Mexico City-based Blue Planet Project organizer Claudia Campero Arena has identified the threat of fracking to Mexico.
Mexico has the fourth largest reserve of shale gas in the world, an estimated 681 trillion cubic feet of it.
IPS recently reported, “Mexico plans to expand shale gas exploration this year, but it could run into a shortage of water, which is essential to hydraulic fracturing or fracking, the method used to capture natural gas from shale rocks. …Since 2011, PEMEX (Mexico’s sate-run oil company) has drilled at least six wells for shale gas in the northern states of Nuevo León and Coahuila. And it is preparing for further exploration in the southeastern state of Veracruz, at a cost of 245 million dollars over the space of 18 months, in conjunction with the Mexican Petroleum Institute (IMP), a state institution. …(PEMEX) plans to drill 20 wells by 2016, with a total investment of over two billion dollars. It projects operating 6,500 commercial wells over the next 50 years.”

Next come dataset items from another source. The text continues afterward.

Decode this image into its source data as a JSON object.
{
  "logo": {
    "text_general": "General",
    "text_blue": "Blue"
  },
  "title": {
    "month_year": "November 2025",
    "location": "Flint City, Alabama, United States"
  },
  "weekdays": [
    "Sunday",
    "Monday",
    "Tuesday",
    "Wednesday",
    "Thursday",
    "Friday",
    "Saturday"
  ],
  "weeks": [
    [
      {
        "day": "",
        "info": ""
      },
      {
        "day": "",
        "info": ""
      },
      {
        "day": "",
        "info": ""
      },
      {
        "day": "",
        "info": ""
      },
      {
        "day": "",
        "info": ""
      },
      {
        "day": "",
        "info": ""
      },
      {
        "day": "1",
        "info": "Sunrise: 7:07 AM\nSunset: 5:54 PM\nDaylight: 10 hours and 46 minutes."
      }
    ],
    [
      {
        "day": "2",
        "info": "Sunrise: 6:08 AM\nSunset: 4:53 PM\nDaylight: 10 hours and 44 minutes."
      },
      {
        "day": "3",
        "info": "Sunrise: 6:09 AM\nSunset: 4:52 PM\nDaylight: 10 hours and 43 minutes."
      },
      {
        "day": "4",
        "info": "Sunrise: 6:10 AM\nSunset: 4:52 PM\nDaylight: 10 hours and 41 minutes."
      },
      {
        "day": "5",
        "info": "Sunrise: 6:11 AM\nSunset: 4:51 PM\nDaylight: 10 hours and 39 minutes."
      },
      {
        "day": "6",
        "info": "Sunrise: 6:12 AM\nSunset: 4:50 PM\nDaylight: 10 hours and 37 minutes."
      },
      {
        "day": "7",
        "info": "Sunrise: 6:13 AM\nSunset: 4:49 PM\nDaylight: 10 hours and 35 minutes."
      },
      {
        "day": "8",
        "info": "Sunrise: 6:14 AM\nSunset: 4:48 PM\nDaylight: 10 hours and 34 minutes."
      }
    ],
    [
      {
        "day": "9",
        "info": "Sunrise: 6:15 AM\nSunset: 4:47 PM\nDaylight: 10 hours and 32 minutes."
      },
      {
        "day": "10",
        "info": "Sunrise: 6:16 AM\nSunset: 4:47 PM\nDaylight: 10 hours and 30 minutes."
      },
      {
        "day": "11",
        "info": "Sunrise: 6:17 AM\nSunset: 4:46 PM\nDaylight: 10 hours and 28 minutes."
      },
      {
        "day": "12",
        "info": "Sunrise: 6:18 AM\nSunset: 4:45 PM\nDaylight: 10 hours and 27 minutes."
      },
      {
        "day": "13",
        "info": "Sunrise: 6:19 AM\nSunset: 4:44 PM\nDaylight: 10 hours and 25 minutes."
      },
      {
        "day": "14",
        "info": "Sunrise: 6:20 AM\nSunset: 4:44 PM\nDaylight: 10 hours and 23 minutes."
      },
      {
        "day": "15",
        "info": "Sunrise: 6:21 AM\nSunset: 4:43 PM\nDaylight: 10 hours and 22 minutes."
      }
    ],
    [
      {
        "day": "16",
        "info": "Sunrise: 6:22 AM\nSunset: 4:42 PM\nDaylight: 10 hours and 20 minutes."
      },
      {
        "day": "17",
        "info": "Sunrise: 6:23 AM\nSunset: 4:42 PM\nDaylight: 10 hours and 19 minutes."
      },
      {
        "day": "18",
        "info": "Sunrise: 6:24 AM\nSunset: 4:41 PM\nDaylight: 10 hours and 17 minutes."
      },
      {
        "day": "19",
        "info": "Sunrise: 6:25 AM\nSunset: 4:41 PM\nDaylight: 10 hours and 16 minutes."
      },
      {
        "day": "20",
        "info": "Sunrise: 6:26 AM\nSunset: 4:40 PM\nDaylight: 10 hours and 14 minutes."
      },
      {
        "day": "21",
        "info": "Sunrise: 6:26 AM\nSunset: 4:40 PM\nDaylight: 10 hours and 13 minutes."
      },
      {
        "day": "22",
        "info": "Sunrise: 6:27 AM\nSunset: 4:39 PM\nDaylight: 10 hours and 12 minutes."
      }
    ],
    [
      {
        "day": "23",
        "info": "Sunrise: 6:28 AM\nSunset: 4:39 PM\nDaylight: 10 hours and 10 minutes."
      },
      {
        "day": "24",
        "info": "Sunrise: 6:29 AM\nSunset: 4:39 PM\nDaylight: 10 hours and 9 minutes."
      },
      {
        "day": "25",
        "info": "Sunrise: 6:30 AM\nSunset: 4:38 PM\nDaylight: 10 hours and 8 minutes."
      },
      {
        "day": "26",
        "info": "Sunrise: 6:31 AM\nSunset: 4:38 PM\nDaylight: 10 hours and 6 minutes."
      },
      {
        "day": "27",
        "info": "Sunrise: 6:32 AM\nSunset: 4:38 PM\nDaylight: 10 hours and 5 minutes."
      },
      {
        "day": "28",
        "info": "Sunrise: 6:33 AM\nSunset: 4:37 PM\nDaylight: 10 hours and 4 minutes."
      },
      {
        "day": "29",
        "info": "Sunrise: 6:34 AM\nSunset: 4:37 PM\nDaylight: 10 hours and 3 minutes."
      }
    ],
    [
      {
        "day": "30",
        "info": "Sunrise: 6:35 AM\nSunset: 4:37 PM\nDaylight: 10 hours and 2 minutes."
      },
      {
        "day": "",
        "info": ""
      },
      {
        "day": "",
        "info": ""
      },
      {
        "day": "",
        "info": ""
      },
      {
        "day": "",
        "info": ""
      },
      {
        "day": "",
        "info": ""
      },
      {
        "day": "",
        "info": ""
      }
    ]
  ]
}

“According Mexico’s Energy Regulatory Commission (CRE), …fracking takes 7.5 million to 30 million litres of water per well to release the gas, while a field of 10 wells would need between 25 million and 40 million litres of water. …(PEMEX) has not clarified where the water comes from (for its shale gas wells) or what is being done with the waste.”
According to the IPS news article, Professor Miriam Grunstein at the Centre for Research and Teaching in Economics (CIDE) says, “In Mexico there isn’t enough water. Where are they going to get it to extract shale gas?” Professor David Enríquez at the private Autonomous Technological Institute of Mexico (ITAM) adds, “The environmental impact has to be factored in. It is an extremely touchy question, especially when you take into account the lack of water and the environmental problems in this country. Technical studies of all kinds have to be carried out, and the environment should be included in them as the key variable. If that doesn’t happen, shale gas projects should not move ahead.”
Campero is participating in an organizing meeting in Mexico City against fracking today.